Townhall...
Back
to Big Government-Spending as
Usual
By Michelle Malkin
8/3/2011
The
American Age of Austerity lasted
approximately three minutes, give or take a nanosecond. Immediately
after the
Senate approved the bipartisan “Budget Control Act of 2011” on Tuesday
afternoon, President Obama hustled over to the Rose Garden -- to crow
about the
renewed opportunity to make “key investments.”
Yes,
the pitched battle to force
government to live within its means has preserved the failed
stimulator-in-chief’s ability to keep spending like there’s no
tomorrow. As the
curtains closed on D.C.’s debt-ceiling theater, Obama wasted no time
putting
his new “investment” priorities on the table: higher taxes, more
funding for
endless unemployment benefits and a “national infrastructure bank.”
I
don’t need to bet you a super-sized
bowl of peas that pushover Republicans will be ready to toss their tea
party
costumes under the bus and rejoin the spending parade faster than you
can say
“Fitch.” Take that government-sponsored infrastructure bank idea.
Undaunted by
his spectacular porkulus bust and unemployment numbers still hovering
near
double-digits, Obama peddled this latest shovel-unready scheme last
week:
“We’ve
got the potential to create an
infrastructure bank that could put construction workers to work right
now,” he
asserted at a press conference, “rebuilding our roads and our bridges
and our
vital infrastructure all across the country. So those are still areas
where I
think we can make enormous progress.”
How
about some progress on the nearly
$230 billion already allocated in the original trillion-dollar stimulus
law for
infrastructure, or the $73 billion in regular infrastructure
appropriations
spent every year by the feds? Ah, silly me. The government definition
of
“living within their means” requires politicians to blather, spend and
repeat
without regard to the consequences.
Sponsored
by Massachusetts Democratic
Sen. John Kerry, the fantasyland infrastructure slush fund has support
from
Texas GOP Sen. Kay Bailey Hutchison and the corporate welfare-friendly
U.S.
Chamber of Commerce. How would it work, and who would pay?
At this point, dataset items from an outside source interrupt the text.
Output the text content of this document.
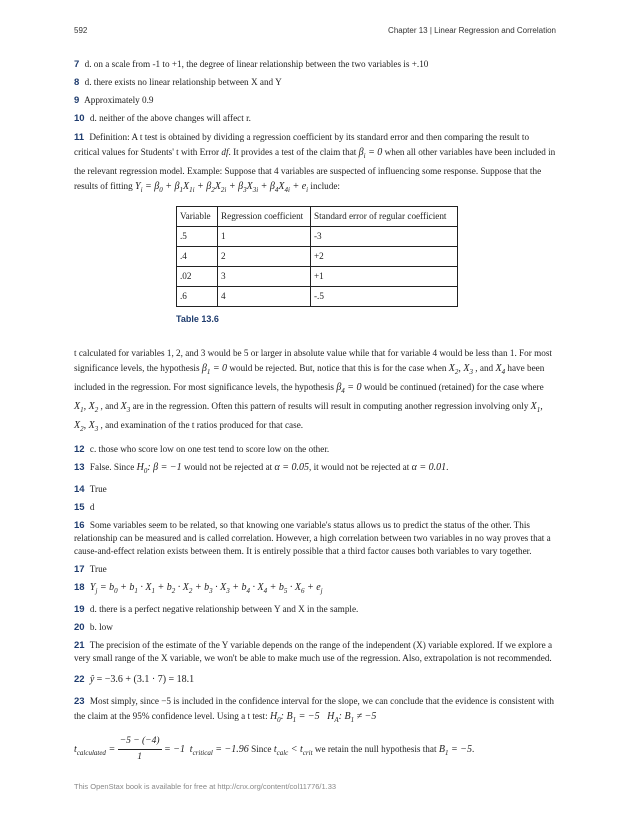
592	Chapter 13 | Linear Regression and Correlation
7 d. on a scale from -1 to +1, the degree of linear relationship between the two variables is +.10
8 d. there exists no linear relationship between X and Y
9 Approximately 0.9
10 d. neither of the above changes will affect r.
11 Definition: A t test is obtained by dividing a regression coefficient by its standard error and then comparing the result to critical values for Students' t with Error df. It provides a test of the claim that $\beta_i = 0$ when all other variables have been included in the relevant regression model. Example: Suppose that 4 variables are suspected of influencing some response. Suppose that the results of fitting $Y_i = \beta_0 + \beta_1X_{1i} + \beta_2X_{2i} + \beta_3X_{3i} + \beta_4X_{4i} + e_i$ include:
Variable	Regression coefficient	Standard error of regular coefficient
.5	1	-3
.4	2	+2
.02	3	+1
.6	4	-.5
Table 13.6
t calculated for variables 1, 2, and 3 would be 5 or larger in absolute value while that for variable 4 would be less than 1. For most significance levels, the hypothesis $\beta_1 = 0$ would be rejected. But, notice that this is for the case when $X_2$, $X_3$ , and $X_4$ have been included in the regression. For most significance levels, the hypothesis $\beta_4 = 0$ would be continued (retained) for the case where $X_1$, $X_2$ , and $X_3$ are in the regression. Often this pattern of results will result in computing another regression involving only $X_1$, $X_2$, $X_3$ , and examination of the t ratios produced for that case.
12 c. those who score low on one test tend to score low on the other.
13 False. Since $H_0$: β = −1 would not be rejected at α = 0.05, it would not be rejected at α = 0.01.
14 True
15 d
16 Some variables seem to be related, so that knowing one variable's status allows us to predict the status of the other. This relationship can be measured and is called correlation. However, a high correlation between two variables in no way proves that a cause-and-effect relation exists between them. It is entirely possible that a third factor causes both variables to vary together.
17 True
18 $Y_j = b_0 + b_1 \cdot X_1 + b_2 \cdot X_2 + b_3 \cdot X_3 + b_4 \cdot X_4 + b_5 \cdot X_6 + e_j$
19 d. there is a perfect negative relationship between Y and X in the sample.
20 b. low
21 The precision of the estimate of the Y variable depends on the range of the independent (X) variable explored. If we explore a very small range of the X variable, we won't be able to make much use of the regression. Also, extrapolation is not recommended.
22 ŷ = −3.6 + (3.1 · 7) = 18.1
23 Most simply, since −5 is included in the confidence interval for the slope, we can conclude that the evidence is consistent with the claim at the 95% confidence level. Using a t test: $H_0$: $B_1 = -5$   $H_A$: $B_1 \ne -5$
$t_{calculated} = \frac{-5 - (-4)}{1} = -1$  $t_{critical} = -1.96$ Since $t_{calc} < t_{crit}$ we retain the null hypothesis that $B_1 = -5$.
This OpenStax book is available for free at http://cnx.org/content/col11776/1.33
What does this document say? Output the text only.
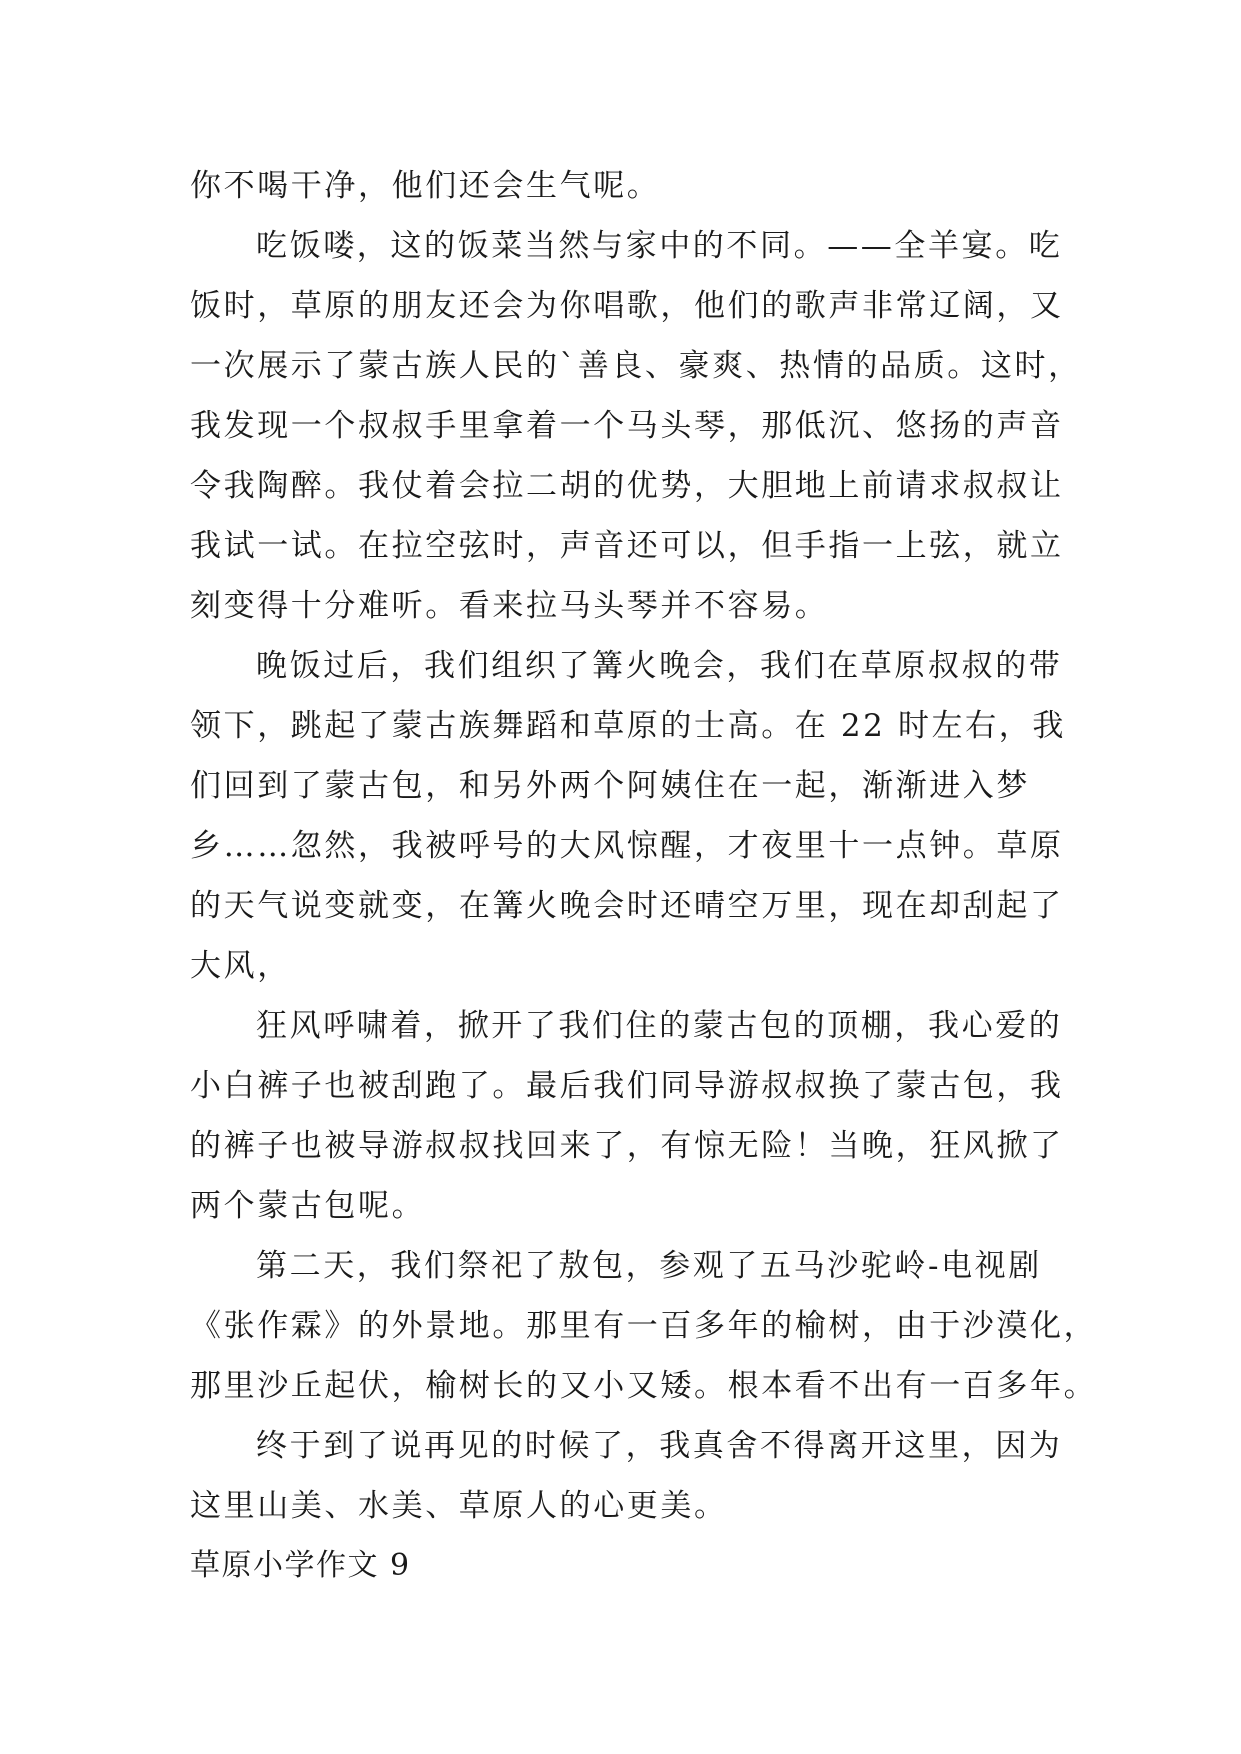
你不喝干净，他们还会生气呢。
吃饭喽，这的饭菜当然与家中的不同。——全羊宴。吃
饭时，草原的朋友还会为你唱歌，他们的歌声非常辽阔，又
一次展示了蒙古族人民的`善良、豪爽、热情的品质。这时，
我发现一个叔叔手里拿着一个马头琴，那低沉、悠扬的声音
令我陶醉。我仗着会拉二胡的优势，大胆地上前请求叔叔让
我试一试。在拉空弦时，声音还可以，但手指一上弦，就立
刻变得十分难听。看来拉马头琴并不容易。
晚饭过后，我们组织了篝火晚会，我们在草原叔叔的带
领下，跳起了蒙古族舞蹈和草原的士高。在 22 时左右，我
们回到了蒙古包，和另外两个阿姨住在一起，渐渐进入梦
乡……忽然，我被呼号的大风惊醒，才夜里十一点钟。草原
的天气说变就变，在篝火晚会时还晴空万里，现在却刮起了
大风，
狂风呼啸着，掀开了我们住的蒙古包的顶棚，我心爱的
小白裤子也被刮跑了。最后我们同导游叔叔换了蒙古包，我
的裤子也被导游叔叔找回来了，有惊无险！当晚，狂风掀了
两个蒙古包呢。
第二天，我们祭祀了敖包，参观了五马沙驼岭-电视剧
《张作霖》的外景地。那里有一百多年的榆树，由于沙漠化，
那里沙丘起伏，榆树长的又小又矮。根本看不出有一百多年。
终于到了说再见的时候了，我真舍不得离开这里，因为
这里山美、水美、草原人的心更美。
草原小学作文 9
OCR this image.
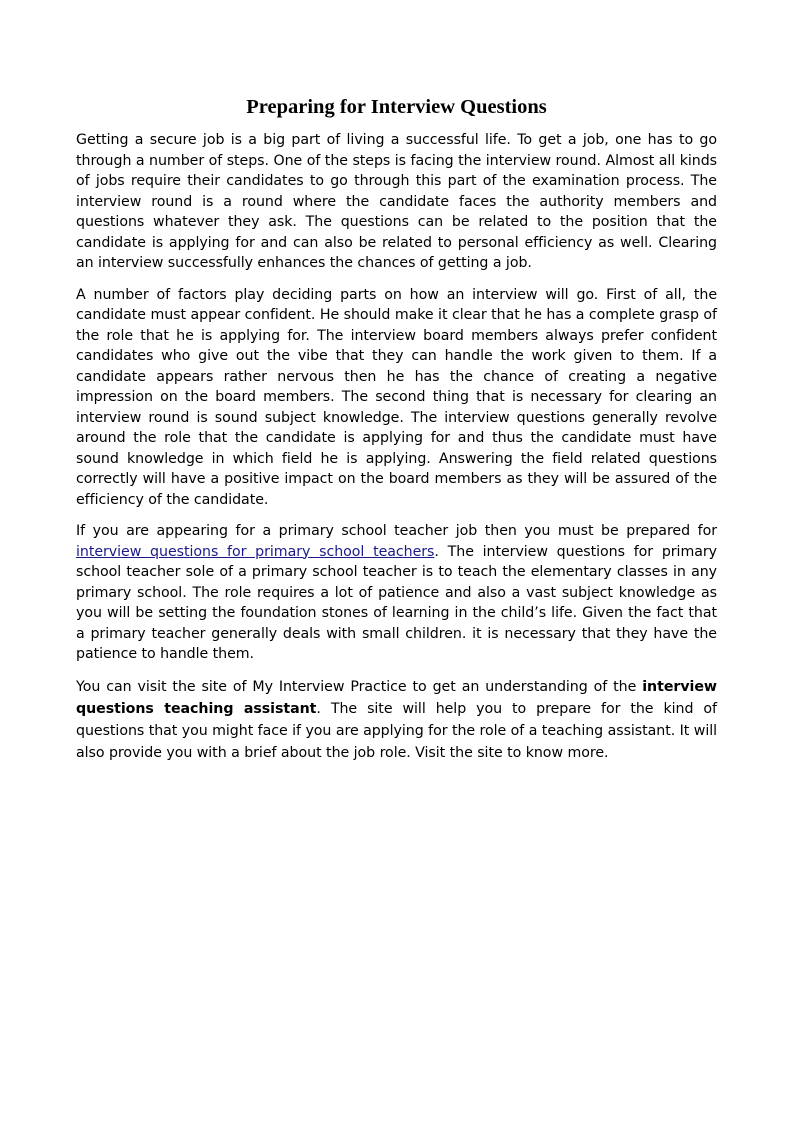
Preparing for Interview Questions

Getting a secure job is a big part of living a successful life. To get a job, one has to go through a number of steps. One of the steps is facing the interview round. Almost all kinds of jobs require their candidates to go through this part of the examination process. The interview round is a round where the candidate faces the authority members and questions whatever they ask. The questions can be related to the position that the candidate is applying for and can also be related to personal efficiency as well. Clearing an interview successfully enhances the chances of getting a job.

A number of factors play deciding parts on how an interview will go. First of all, the candidate must appear confident. He should make it clear that he has a complete grasp of the role that he is applying for. The interview board members always prefer confident candidates who give out the vibe that they can handle the work given to them. If a candidate appears rather nervous then he has the chance of creating a negative impression on the board members. The second thing that is necessary for clearing an interview round is sound subject knowledge. The interview questions generally revolve around the role that the candidate is applying for and thus the candidate must have sound knowledge in which field he is applying. Answering the field related questions correctly will have a positive impact on the board members as they will be assured of the efficiency of the candidate.

If you are appearing for a primary school teacher job then you must be prepared for interview questions for primary school teachers. The interview questions for primary school teacher sole of a primary school teacher is to teach the elementary classes in any primary school. The role requires a lot of patience and also a vast subject knowledge as you will be setting the foundation stones of learning in the child’s life. Given the fact that a primary teacher generally deals with small children. it is necessary that they have the patience to handle them.

You can visit the site of My Interview Practice to get an understanding of the interview questions teaching assistant. The site will help you to prepare for the kind of questions that you might face if you are applying for the role of a teaching assistant. It will also provide you with a brief about the job role. Visit the site to know more.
Unveiled at
the
radical leftist Center for American Progress in January, Kerry and
Company’s
pipe dream would somehow leverage $10 billion in unidentified public
funds into
$640 billion in government loans and loan guarantees for
union-exclusive
construction and bogus green jobs projects. As I’ve summarized before,
the
infrastructure banks would borrow more money the government doesn’t
have to
dole out grants that wouldn’t be paid back and don’t require interest
payments.
Last
week at a Chamber of Commerce
jobs summit shindig, Obama supporter and head of General Electric Co.
Jeffrey
Immelt pushed a “repatriation tax holiday” to help pay for the
infrastructure
bank. The idea would be to pressure companies to redistribute foreign
profits
back to the U.S. by giving them a special tax break. But this isn’t
just any
ordinary tax relief. And this isn’t just any ordinary company
championing the
proposal. This is the same GE lobbying machine that has raised
rent-seeking --
squeezing special regulatory and economic favors from government pals
-- to an
art form.
As
Trey Kovacs at the Competitive
Enterprise Institute points out: “GE notoriously paid zero taxes in
2010. GE
has continuously lobbied Congress for beneficial legislation while
contributing
millions to top-down spending Democratic cronies to achieve these ends.
... In
true GE fashion, the purpose of this financial policy is for GE to
benefit from
government subsidies from the infrastructure bank, and with Obama in
charge,
there is no doubt GE will be one of the largest beneficiaries of this
government spending.”
In
keeping with the increasing
delegation of spending powers to unelected bureaucrats and donors,
infrastructure bank projects would be funded based on their “social
benefits,”
among other progressive criteria, by an Obama-appointed panel.
Yes,
ignore the bicker-fest. Democrats
and Republicans are joining hands to kick the proverbial can down the
road,
toss it over the guard rail and plunge it irretrievably into a Grand
Canyon of
$6 trillion in new debt over the next four years. It’s back to big
government-spending as usual. Party on.